III. This perfect manhood is the possession of all who are in Christ.

The fulness of Christ is the fulness which belongs to Him, or that of which He is full. All which He is and has is to be poured into His servants, and when all this is communicated to them the goal will be reached. We shall be full-grown men, and more wonderful still, we all shall make one perfect man, and individual completenesses will blend into that which is more complete than any of these, the one body, which corresponds to the measure of the stature of the fulness of Christ.

This is the goal of humanity in which, and in which alone, the dreams of thinkers about perfectibility will become facts, and the longings that are deeply rooted in every soul will find their fulfilment.
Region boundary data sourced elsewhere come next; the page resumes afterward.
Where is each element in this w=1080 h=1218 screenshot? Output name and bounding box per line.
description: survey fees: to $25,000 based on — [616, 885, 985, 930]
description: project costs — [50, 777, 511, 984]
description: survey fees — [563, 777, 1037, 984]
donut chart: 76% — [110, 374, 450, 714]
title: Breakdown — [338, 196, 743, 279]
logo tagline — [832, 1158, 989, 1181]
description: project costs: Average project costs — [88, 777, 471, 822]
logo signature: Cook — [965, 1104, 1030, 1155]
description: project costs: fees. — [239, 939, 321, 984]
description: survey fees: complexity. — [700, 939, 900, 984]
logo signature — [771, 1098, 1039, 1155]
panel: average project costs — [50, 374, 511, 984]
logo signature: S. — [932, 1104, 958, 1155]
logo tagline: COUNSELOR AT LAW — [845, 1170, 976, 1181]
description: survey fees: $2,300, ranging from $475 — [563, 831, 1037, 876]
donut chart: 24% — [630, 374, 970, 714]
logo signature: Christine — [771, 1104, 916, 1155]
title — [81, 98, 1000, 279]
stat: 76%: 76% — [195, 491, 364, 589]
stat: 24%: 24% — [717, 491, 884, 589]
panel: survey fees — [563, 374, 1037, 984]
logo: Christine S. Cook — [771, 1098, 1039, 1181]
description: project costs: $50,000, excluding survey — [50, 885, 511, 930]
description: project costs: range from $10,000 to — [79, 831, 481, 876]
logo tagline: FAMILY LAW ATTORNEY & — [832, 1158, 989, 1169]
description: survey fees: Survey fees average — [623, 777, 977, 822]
By our personal union with Jesus Christ through faith, our individual perfection, both in the sense of maturity and in that of the realisation of ideal manhood, is assured, and in Him the race, as well as the individual, is redeemed, and will one day be glorified. The Utopias of many thinkers are but partial and distorted copies of the kingdom of Christ. The reality which He brings and imparts is greater than all these, and when the New Jerusalem comes down out of heaven, and is planted on the common earth, it will outvie in lustre and outlast in permanence all forms of human association. The city of wisdom which was Athens, the city of power which was Rome, the city of commerce which is London, the city of pleasure which is Paris, 'pale their ineffectual fires' before the city in the light whereof the nations should walk.

The beginning of the process, of which the end is this inconceivable participation in the glory of Jesus, is simple trust in Him. 'He that is joined to the Lord is one spirit,' and he who trusts in Him, loves Him, and obeys Him, is joined to Him, and thereby is started on a course which never halts nor stays so long as the faith which started him abides, till he 'grows up into Him in all things which is the head, even Christ.' The experience of the Christian life as God means it to be, and by the communication of His grace makes it possible for it to become, is like that of men embarked on some sun-lit ocean, sailing past shining headlands, and ever onwards, over the boundless blue, beneath a calm sky and happy stars. The blissful voyagers are in full possession at every moment of all which they need and of all of His fulness which they can contain, but the full possession at every moment increases as they, by it, become capable of fuller possession. Increasing capacity brings with it increasing participation in the boundless fulness of Him who filleth all in all.